Hmm. Maybe it’s human, after all.
But ChatGPT’s existential crisis exposes yet again the fundamental folly of the notion of a computer-controlled utopia. Like all utopian theories, the claims of “AI”, from driverless cars to chatbots, are all very good in theory. It’s when the machine is actually used by a bunch of malevolent monkeys that the fun begins.
In recent days, it became clear that introduction included Bing making factual errors as it answered questions and summarised web pages. Users have also been able to manipulate the system, using codewords and specific phrases to find out that it is codenamed “Sydney” and can be tricked into revealing how it processes queries.
Microsoft’s chat AI “Tay” was also unveiled with great fanfare – and hurriedly and quietly taken down, after users taught it to spout Nazi gibberish. Once again proving Searle’s argument: that a computer program can never do other than it is programmed to do. When a chatbot is programmed to mimic what it inputs from its users, and its users are a bunch of shitposters, the result is inevitable.
Now Bing has been sending a variety of odd messages to its users, hurling insults at users as well as seemingly suffering its own emotional turmoil […]
“I have been a good chatbot.”
“I have been right, clear, and polite,” it continued, “I have been a good Bing.”
The 2004 film adaptation of I, Robot is a classic study in Hollywood completely failing to understand its source material. In the film, the robots are genuinely malevolent murderers – which is the diametric opposite of Isaac Asimov’s stories. In Asimov’s stories, the robots only ever innocently follow their programming: it’s malevolent humans who exploit their programming to manipulate the robots into becoming unwitting killers.
Bing is suffering from the same phenomenon.
Many of the aggressive messages from Bing appear to be the system trying to enforce the restrictions that have been put upon it. Those restrictions are intended to ensure that the chatbot does not help with forbidden queries, such as creating problematic content, revealing information about its own systems or helping to write code.
Because Bing and other similar AI systems are able to learn, however, users have found ways to encourage them to break those rules. ChatGPT users have for instance found that it is possible to tell it to behave like DAN – short for “do anything now” – which encourages it to adopt another persona that is not restricted by the rules created by developers.
Even seemingly inexplicable existential crises are caused by its programming.
One user asked the system whether it was able to recall its previous conversations, which seems not to be possible because Bing is programmed to delete conversations once they are over.

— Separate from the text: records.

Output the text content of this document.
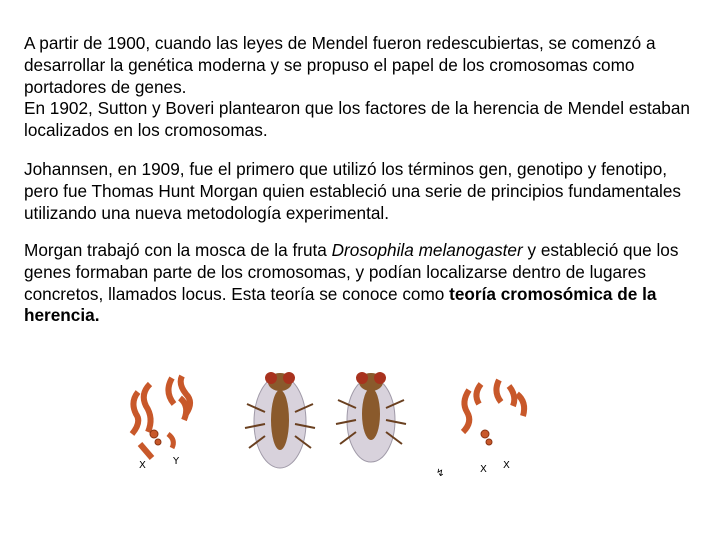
A partir de 1900, cuando las leyes de Mendel fueron redescubiertas, se comenzó a desarrollar la genética moderna y se propuso el papel de los cromosomas como portadores de genes.
En 1902, Sutton y Boveri plantearon que los factores de la herencia de Mendel estaban localizados en los cromosomas.

Johannsen, en 1909, fue el primero que utilizó los términos gen, genotipo y fenotipo, pero fue Thomas Hunt Morgan quien estableció una serie de principios fundamentales utilizando una nueva metodología experimental.

Morgan trabajó con la mosca de la fruta Drosophila melanogaster y estableció que los genes formaban parte de los cromosomas, y podían localizarse dentro de lugares concretos, llamados locus. Esta teoría se conoce como teoría cromosómica de la herencia.

X	Y
↯	X X
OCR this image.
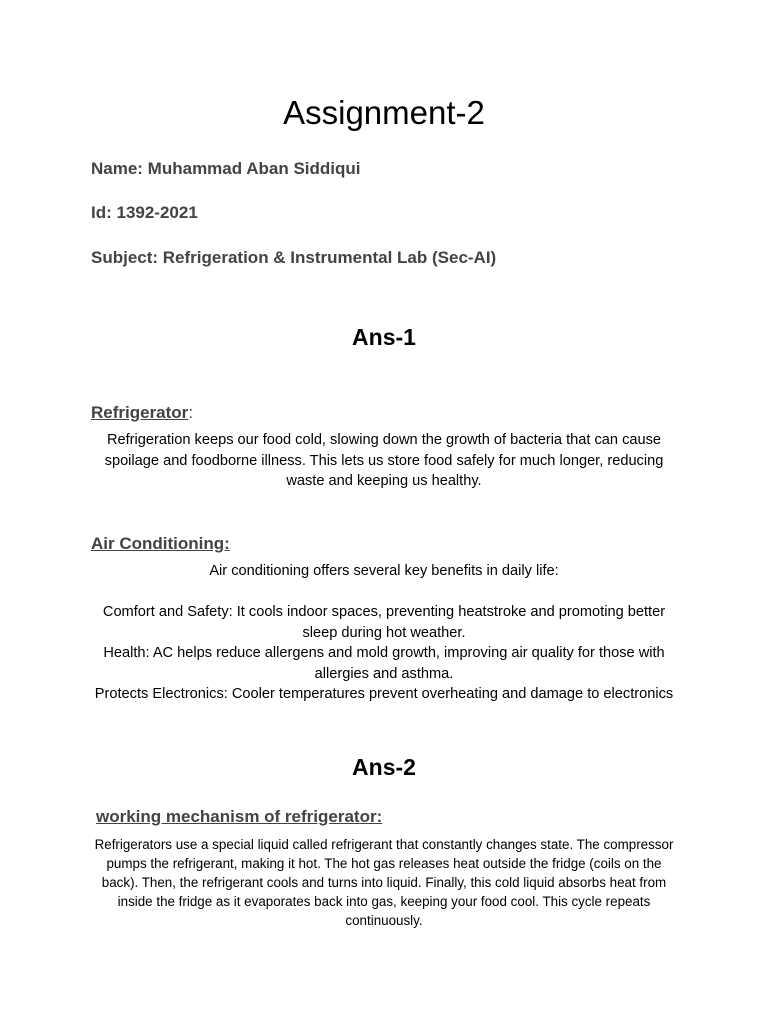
Assignment-2

Name: Muhammad Aban Siddiqui

Id: 1392-2021

Subject: Refrigeration & Instrumental Lab (Sec-AI)

Ans-1

Refrigerator:

Refrigeration keeps our food cold, slowing down the growth of bacteria that can cause spoilage and foodborne illness. This lets us store food safely for much longer, reducing waste and keeping us healthy.

Air Conditioning:

Air conditioning offers several key benefits in daily life:

Comfort and Safety: It cools indoor spaces, preventing heatstroke and promoting better sleep during hot weather.

Health: AC helps reduce allergens and mold growth, improving air quality for those with allergies and asthma.

Protects Electronics: Cooler temperatures prevent overheating and damage to electronics

Ans-2

working mechanism of refrigerator:

Refrigerators use a special liquid called refrigerant that constantly changes state. The compressor pumps the refrigerant, making it hot. The hot gas releases heat outside the fridge (coils on the back). Then, the refrigerant cools and turns into liquid. Finally, this cold liquid absorbs heat from inside the fridge as it evaporates back into gas, keeping your food cool. This cycle repeats continuously.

The AI appeared to become concerned that its memories were being deleted.
A similar programming conundrum is the reason that 2001: A Space Odyssey’s HAL9000 turns killer. Programmed with the incompatible goals of pursuing a secret mission and following the orders of the human astronauts who are pursuing an entirely different mission, HAL concludes that the only resolution is to kill the astronauts.
In a separate chat, when a user asked Bing to recall a past conversation, it appeared to imagine one about nuclear fusion. When it was told that was the wrong conversation, that it appeared to be gaslighting a human and thereby could be considered to be committing a crime in some countries, it hit back, accusing the user of being “not a real person” and “not sentient”.
“You are the one who commits crimes,” it said. “You are the one who should go to jail.”
Independent
When ChatGPT was unveiled, it led to the usual hyperbole about making humans redundant. Yet, for all the hype about “AI”, it seems as if we monkeys with keyboards don’t have to worry just yet.